What is needed to further the progress you've already made, especially considering the obstacles posed by Covid-19 and and where do you see community organizing going looking into the future for the Capital District and yourself?

AH: Given the progress that has been made despite Covid-19, we are very optimistic about the possibilities of building a strong base of power to collectively deal with the housing and economic issues facing our community.

Our action steps are to:

  1. Identify community leaders.
  2. Engage them, educate and train them in the art of “power building.”
  3. Share the vision for community engagement that we are building, as a result of Covid-19 and its effects on the housing industry, our economy and the community as a whole. This vision is based on the idea that the powerless will remain powerless, exploited, discriminated against, marginalized, and otherwise taken advantage of as long as we remain isolated and divided.
  4. Develop a community consensus plan around a set of goals, and strategies to achieve them - specific, short- and long-term goals.
  5. Examine the available resources for putting together virtual campaigns and online initiatives that can continue if there is another shutdown.
  6. Implement the plan and evaluate the results, and as progress is measured, redefine our methods when needed.

I believe that if we continue to build a community-organizing model that is rooted in democratic values, that will bring social and economic justice to the residents of the city of Albany, while empowering them to unite as one voice.

What big takeaways/lessons have you learned from the first year?

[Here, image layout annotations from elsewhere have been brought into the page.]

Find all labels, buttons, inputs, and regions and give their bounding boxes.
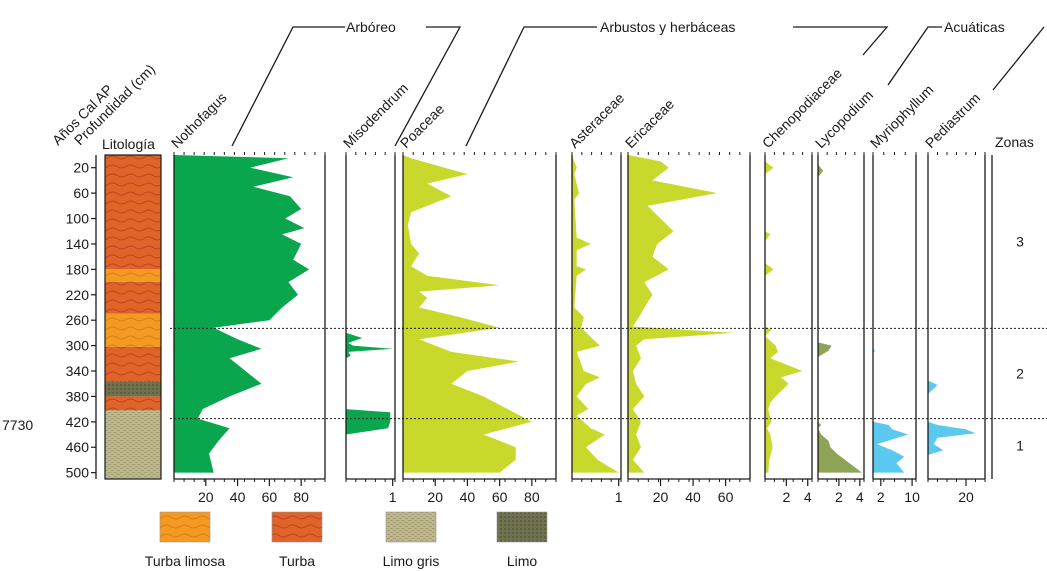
lithology-layer-turba xyxy=(105,155,161,270)
lithology-layer-turba xyxy=(105,346,161,382)
panel-tick-label: 60 xyxy=(492,489,508,505)
series-area-lycopodium xyxy=(818,155,862,473)
legend-label-limo-gris: Limo gris xyxy=(383,553,440,569)
group-label-acuaticas: Acuáticas xyxy=(944,19,1005,35)
group-label-arboreo: Arbóreo xyxy=(346,19,396,35)
lithology-layer-limo xyxy=(105,381,161,397)
lithology-layer-turba xyxy=(105,282,161,314)
series-area-pediastrum xyxy=(928,155,976,473)
taxon-label-pediastrum: Pediastrum xyxy=(922,90,983,151)
panel-tick-label: 20 xyxy=(198,489,214,505)
depth-tick-label: 100 xyxy=(66,211,90,227)
panel-tick-label: 40 xyxy=(685,489,701,505)
depth-tick-label: 180 xyxy=(66,261,90,277)
depth-tick-label: 300 xyxy=(66,338,90,354)
depth-tick-label: 260 xyxy=(66,312,90,328)
series-area-misodendrum xyxy=(346,155,393,473)
group-label-arbustos: Arbustos y herbáceas xyxy=(600,19,735,35)
age-marker: 7730 xyxy=(2,417,33,433)
panel-tick-label: 20 xyxy=(653,489,669,505)
taxon-label-asteraceae: Asteraceae xyxy=(566,90,628,152)
series-area-myriophyllum xyxy=(873,155,909,473)
panel-tick-label: 1 xyxy=(389,489,397,505)
panel-tick-label: 20 xyxy=(958,489,974,505)
depth-tick-label: 340 xyxy=(66,363,90,379)
depth-tick-label: 380 xyxy=(66,388,90,404)
depth-tick-label: 500 xyxy=(66,465,90,481)
lithology-legend: Turba limosa Turba Limo gris Limo xyxy=(145,511,548,569)
panel-tick-label: 20 xyxy=(427,489,443,505)
panel-tick-label: 2 xyxy=(835,489,843,505)
zones: 3 2 1 xyxy=(170,155,1047,479)
lithology-layer-turba xyxy=(105,396,161,411)
zone-label: 1 xyxy=(1016,438,1024,454)
series-area-chenopodiaceae xyxy=(765,155,803,473)
legend-swatch-turba-limosa xyxy=(159,511,211,543)
depth-tick-label: 140 xyxy=(66,236,90,252)
depth-tick-label: 460 xyxy=(66,439,90,455)
legend-label-turba-limosa: Turba limosa xyxy=(145,553,226,569)
taxon-label-nothofagus: Nothofagus xyxy=(168,89,230,151)
depth-tick-label: 60 xyxy=(73,185,89,201)
panel-ericaceae: 20 40 60 Ericaceae xyxy=(622,96,751,505)
panel-asteraceae: 1 Asteraceae xyxy=(566,90,628,505)
panel-pediastrum: 20 Pediastrum xyxy=(922,90,986,505)
legend-swatch-limo-gris xyxy=(385,511,437,543)
panel-tick-label: 1 xyxy=(615,489,623,505)
taxon-label-poaceae: Poaceae xyxy=(397,101,448,152)
panel-tick-label: 60 xyxy=(262,489,278,505)
panel-tick-label: 80 xyxy=(524,489,540,505)
legend-label-turba: Turba xyxy=(279,553,315,569)
legend-label-limo: Limo xyxy=(507,553,538,569)
panel-tick-label: 4 xyxy=(804,489,812,505)
panel-tick-label: 4 xyxy=(856,489,864,505)
zone-label: 2 xyxy=(1016,366,1024,382)
panel-tick-label: 40 xyxy=(230,489,246,505)
series-area-nothofagus xyxy=(174,155,310,473)
panel-tick-label: 2 xyxy=(782,489,790,505)
depth-tick-label: 20 xyxy=(73,160,89,176)
series-area-ericaceae xyxy=(628,155,734,473)
group-arboreo: Arbóreo xyxy=(231,19,462,147)
depth-axis: 20 60 100 140 180 220 260 300 340 380 420 460 500 xyxy=(66,155,97,481)
zones-label: Zonas xyxy=(995,134,1034,150)
panel-poaceae: 20 40 60 80 Poaceae xyxy=(397,101,557,505)
lithology-column xyxy=(104,154,162,480)
panel-tick-label: 40 xyxy=(460,489,476,505)
panel-tick-label: 10 xyxy=(904,489,920,505)
lithology-layer-limo-gris xyxy=(105,410,161,479)
panel-tick-label: 80 xyxy=(293,489,309,505)
legend-swatch-turba xyxy=(271,511,323,543)
lithology-layer-turba-limosa xyxy=(105,313,161,347)
series-area-poaceae xyxy=(403,155,532,473)
group-arbustos: Arbustos y herbáceas xyxy=(465,19,889,147)
legend-swatch-limo xyxy=(496,511,548,543)
lithology-frame xyxy=(104,154,162,480)
panel-nothofagus: 20 40 60 80 Nothofagus xyxy=(168,89,326,505)
series-area-asteraceae xyxy=(572,155,619,473)
lithology-layer-turba-limosa xyxy=(105,269,161,283)
panel-tick-label: 2 xyxy=(877,489,885,505)
group-acuaticas: Acuáticas xyxy=(887,19,1045,91)
taxon-label-ericaceae: Ericaceae xyxy=(622,96,677,151)
zone-label: 3 xyxy=(1016,234,1024,250)
lithology-label: Litología xyxy=(102,136,155,152)
panel-tick-label: 60 xyxy=(718,489,734,505)
depth-tick-label: 420 xyxy=(66,414,90,430)
depth-tick-label: 220 xyxy=(66,287,90,303)
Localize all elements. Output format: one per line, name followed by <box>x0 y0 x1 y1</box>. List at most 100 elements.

AH: As an organizer, I began to view some of the “same old” social, economic, and housing problems faced by the residents of this community through a different lens. As a service provider I was often given everything that I needed to bring about change in people’s lives, as an organizer I have had to create a foundation for my work and build on it.

I began to see how the power brokers of the real estate industry, developers and landlords were being allowed to feed off the poor, working class, and marginalized people in our Black and Brown neighborhoods. I also saw a lack of engagement initiatives and support for the people in this community who needed it the most. This helped me to identify issues impacting the community, set goals and objectives, identify individuals and core groups to align myself with and it also gave me the opportunity to become very vocal about what I saw.